Quelques étymologies amusantes

L’étymologie réserve souvent des surprises : un mot banal peut cacher une histoire ancienne, un détour culturel, une anecdote historique ou même une erreur de transmission. Voici un parcours à travers quelques mots dont l’origine est à la fois inattendue et fascinante.


Avion : un oiseau mécanique

En 1890, l’ingénieur Clément Ader invente un « appareil ailé pour la navigation aérienne ». Pour nommer son engin, il choisit le latin avis (« oiseau ») et lui ajoute un suffixe français en -on. Le mot avion est donc né avant même que l’aviation ne connaisse ses véritables débuts avec les frères Wright quelques années plus tard.
Fait étonnant : l’« avion » d’Ader n’a pas réellement volé comme un appareil moderne, mais le mot, lui, a pris son envol et s’est imposé dans toutes les langues.


Boucher : le bouc avant la viande

On pourrait croire que le boucher a toujours été le « marchand de viande ». Pourtant, le mot vient de bochier, attesté vers 1180, et désignait celui qui abattait… des boucs.
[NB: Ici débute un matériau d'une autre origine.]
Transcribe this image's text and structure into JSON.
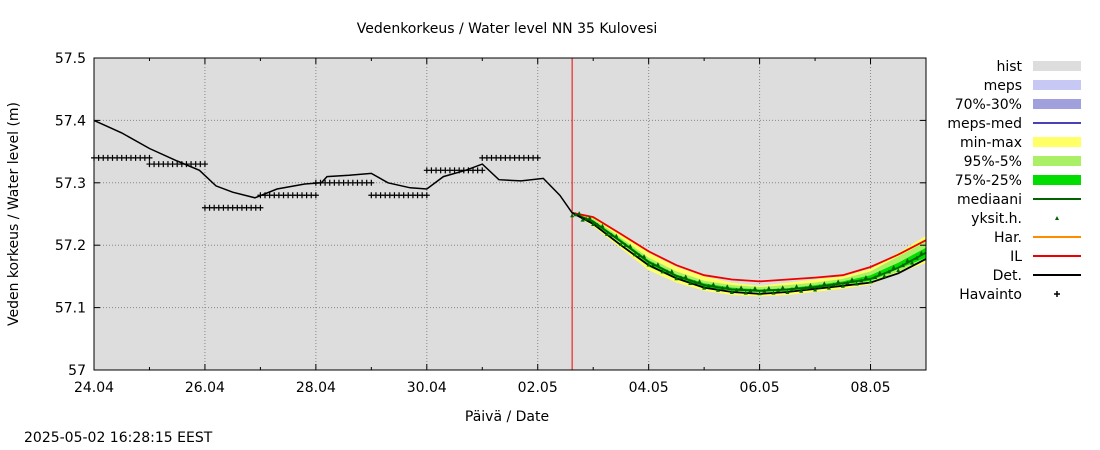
{
  "chart_data": {
    "type": "line",
    "title": "Vedenkorkeus / Water level   NN 35 Kulovesi",
    "xlabel": "Päivä / Date",
    "ylabel": "Veden korkeus / Water level (m)",
    "ylim": [
      57.0,
      57.5
    ],
    "yticks": [
      "57.5",
      "57.4",
      "57.3",
      "57.2",
      "57.1",
      "57"
    ],
    "xlim_days": [
      0,
      15
    ],
    "xticks": [
      {
        "day": 0,
        "label": "24.04"
      },
      {
        "day": 2,
        "label": "26.04"
      },
      {
        "day": 4,
        "label": "28.04"
      },
      {
        "day": 6,
        "label": "30.04"
      },
      {
        "day": 8,
        "label": "02.05"
      },
      {
        "day": 10,
        "label": "04.05"
      },
      {
        "day": 12,
        "label": "06.05"
      },
      {
        "day": 14,
        "label": "08.05"
      }
    ],
    "grid": true,
    "legend_position": "right",
    "now_day": 8.62,
    "legend": [
      {
        "label": "hist",
        "style": "box",
        "color": "#dddddd"
      },
      {
        "label": "meps",
        "style": "box",
        "color": "#c8c8f4"
      },
      {
        "label": "70%-30%",
        "style": "box",
        "color": "#a0a0dc"
      },
      {
        "label": "meps-med",
        "style": "line",
        "color": "#4a40b8"
      },
      {
        "label": "min-max",
        "style": "box",
        "color": "#ffff66"
      },
      {
        "label": "95%-5%",
        "style": "box",
        "color": "#aaf066"
      },
      {
        "label": "75%-25%",
        "style": "box",
        "color": "#00dd00"
      },
      {
        "label": "mediaani",
        "style": "line",
        "color": "#006400"
      },
      {
        "label": "yksit.h.",
        "style": "tri",
        "color": "#006400"
      },
      {
        "label": "Har.",
        "style": "line",
        "color": "#ff8c00"
      },
      {
        "label": "IL",
        "style": "line",
        "color": "#ee0000"
      },
      {
        "label": "Det.",
        "style": "line",
        "color": "#000000"
      },
      {
        "label": "Havainto",
        "style": "plus",
        "color": "#000000"
      }
    ],
    "observations": [
      {
        "x0": 0.0,
        "x1": 1.0,
        "y": 57.34
      },
      {
        "x0": 1.0,
        "x1": 2.0,
        "y": 57.33
      },
      {
        "x0": 2.0,
        "x1": 3.0,
        "y": 57.26
      },
      {
        "x0": 3.0,
        "x1": 4.0,
        "y": 57.28
      },
      {
        "x0": 4.0,
        "x1": 5.0,
        "y": 57.3
      },
      {
        "x0": 5.0,
        "x1": 6.0,
        "y": 57.28
      },
      {
        "x0": 6.0,
        "x1": 7.0,
        "y": 57.32
      },
      {
        "x0": 7.0,
        "x1": 8.0,
        "y": 57.34
      }
    ],
    "det_hist": [
      {
        "x": 0.0,
        "y": 57.4
      },
      {
        "x": 0.5,
        "y": 57.38
      },
      {
        "x": 1.0,
        "y": 57.355
      },
      {
        "x": 1.5,
        "y": 57.335
      },
      {
        "x": 1.9,
        "y": 57.32
      },
      {
        "x": 2.2,
        "y": 57.295
      },
      {
        "x": 2.5,
        "y": 57.285
      },
      {
        "x": 2.9,
        "y": 57.276
      },
      {
        "x": 3.3,
        "y": 57.29
      },
      {
        "x": 3.8,
        "y": 57.298
      },
      {
        "x": 4.1,
        "y": 57.3
      },
      {
        "x": 4.2,
        "y": 57.31
      },
      {
        "x": 4.6,
        "y": 57.312
      },
      {
        "x": 5.0,
        "y": 57.315
      },
      {
        "x": 5.3,
        "y": 57.3
      },
      {
        "x": 5.7,
        "y": 57.292
      },
      {
        "x": 6.0,
        "y": 57.29
      },
      {
        "x": 6.3,
        "y": 57.31
      },
      {
        "x": 6.7,
        "y": 57.32
      },
      {
        "x": 7.0,
        "y": 57.33
      },
      {
        "x": 7.3,
        "y": 57.305
      },
      {
        "x": 7.7,
        "y": 57.303
      },
      {
        "x": 8.1,
        "y": 57.307
      },
      {
        "x": 8.4,
        "y": 57.28
      },
      {
        "x": 8.62,
        "y": 57.252
      }
    ],
    "forecast_x": [
      8.62,
      9.0,
      9.5,
      10.0,
      10.5,
      11.0,
      11.5,
      12.0,
      12.5,
      13.0,
      13.5,
      14.0,
      14.5,
      15.0
    ],
    "series": [
      {
        "name": "min-max",
        "lower": [
          57.252,
          57.23,
          57.195,
          57.16,
          57.14,
          57.127,
          57.12,
          57.118,
          57.12,
          57.125,
          57.13,
          57.137,
          57.155,
          57.172
        ],
        "upper": [
          57.252,
          57.245,
          57.218,
          57.188,
          57.165,
          57.15,
          57.14,
          57.135,
          57.14,
          57.145,
          57.15,
          57.162,
          57.188,
          57.215
        ]
      },
      {
        "name": "95%-5%",
        "lower": [
          57.252,
          57.232,
          57.2,
          57.165,
          57.145,
          57.13,
          57.124,
          57.122,
          57.124,
          57.128,
          57.134,
          57.14,
          57.158,
          57.176
        ],
        "upper": [
          57.252,
          57.243,
          57.212,
          57.18,
          57.158,
          57.143,
          57.136,
          57.133,
          57.136,
          57.14,
          57.146,
          57.158,
          57.182,
          57.206
        ]
      },
      {
        "name": "75%-25%",
        "lower": [
          57.252,
          57.235,
          57.204,
          57.17,
          57.148,
          57.133,
          57.127,
          57.125,
          57.127,
          57.131,
          57.137,
          57.143,
          57.162,
          57.18
        ],
        "upper": [
          57.252,
          57.24,
          57.209,
          57.176,
          57.153,
          57.139,
          57.132,
          57.129,
          57.131,
          57.136,
          57.142,
          57.152,
          57.172,
          57.196
        ]
      },
      {
        "name": "mediaani",
        "values": [
          57.252,
          57.238,
          57.206,
          57.173,
          57.151,
          57.136,
          57.129,
          57.127,
          57.129,
          57.133,
          57.139,
          57.146,
          57.164,
          57.188
        ]
      },
      {
        "name": "IL",
        "values": [
          57.252,
          57.245,
          57.218,
          57.19,
          57.168,
          57.152,
          57.145,
          57.142,
          57.145,
          57.148,
          57.152,
          57.165,
          57.185,
          57.208
        ]
      },
      {
        "name": "Det.",
        "values": [
          57.252,
          57.234,
          57.2,
          57.168,
          57.147,
          57.132,
          57.125,
          57.122,
          57.125,
          57.13,
          57.135,
          57.14,
          57.155,
          57.178
        ]
      }
    ]
  },
  "footer": {
    "timestamp": "2025-05-02 16:28:15 EEST"
  }
}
Le métier consistait donc d’abord à tuer un animal précis. Dès 1220, le sens s’élargit à tous les vendeurs de viande, et le lien avec le bouc s’effaça.
Cette origine rappelle que les noms de métiers étaient souvent liés à un animal ou à une tâche précise avant de prendre un sens plus large.
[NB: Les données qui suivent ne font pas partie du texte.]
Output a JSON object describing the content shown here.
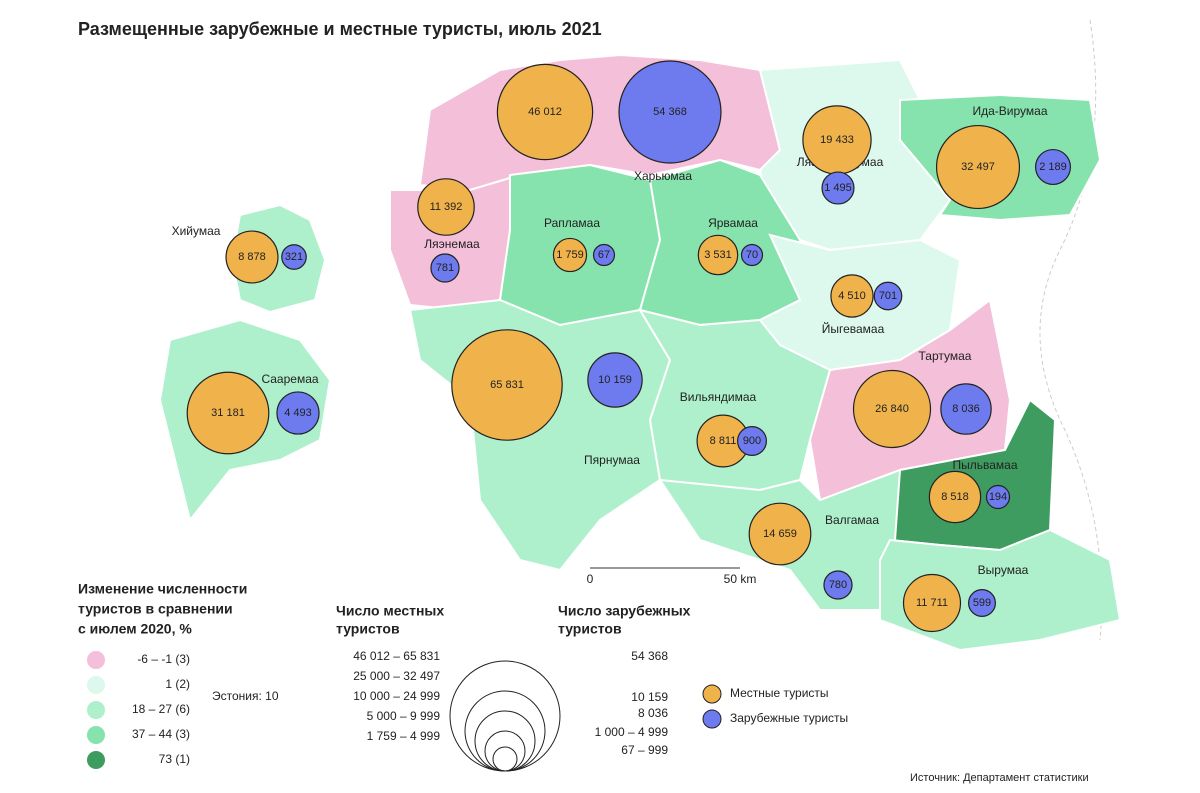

Chandail : un vêtement né d’un marché

Le mot apparaît dans les Halles de Paris au XIXe siècle. Les marchands d’ail interpellaient la foule en criant « Marchand d’ail ! ». L’expression se contracta en chandail. Très vite, le mot en est venu à désigner le tricot de laine épais que portaient ces marchands pour se protéger du froid.
Étonnant renversement : un légume a donné son nom à un vêtement devenu indispensable dans les garde-robes d’hiver.


Cimetière : un dortoir éternel

Le terme vient du grec koimêtêrion, repris en latin sous la forme cimiterium. Il signifiait littéralement « lieu où l’on dort ». L’image du repos éternel, présente dans de nombreuses traditions religieuses, s’exprime donc directement dans le mot lui-même.
Le cimetière n’est pas seulement un lieu d’enterrement : c’est avant tout, étymologiquement, un dortoir.


Concubin et concubine : un couple tardif

Le mot concubine est attesté dès 1213 et vient du latin concubina, formé sur concumbere (« coucher avec »). Fait rare : le masculin, concubin, n’existait pas encore. Il fut créé à partir du féminin, seulement au XIVe siècle.
C’est un cas intéressant de construction asymétrique : on a commencé par nommer la femme avant d’inventer le mot pour l’homme.


Copain : celui qui partage le pain

En ancien français, compain signifiait compagnon. Le terme a connu plusieurs formes : coppin au XVe siècle, copin en 1708, puis copain en 1838.
Le mot vient du bas latin companio, formé de cum (« avec ») et panis (« pain »). Le copain est donc celui avec qui l’on partage le pain. Ce lien étymologique explique pourquoi, aujourd’hui encore, l’idée d’amitié et de convivialité se rattache si bien à ce mot.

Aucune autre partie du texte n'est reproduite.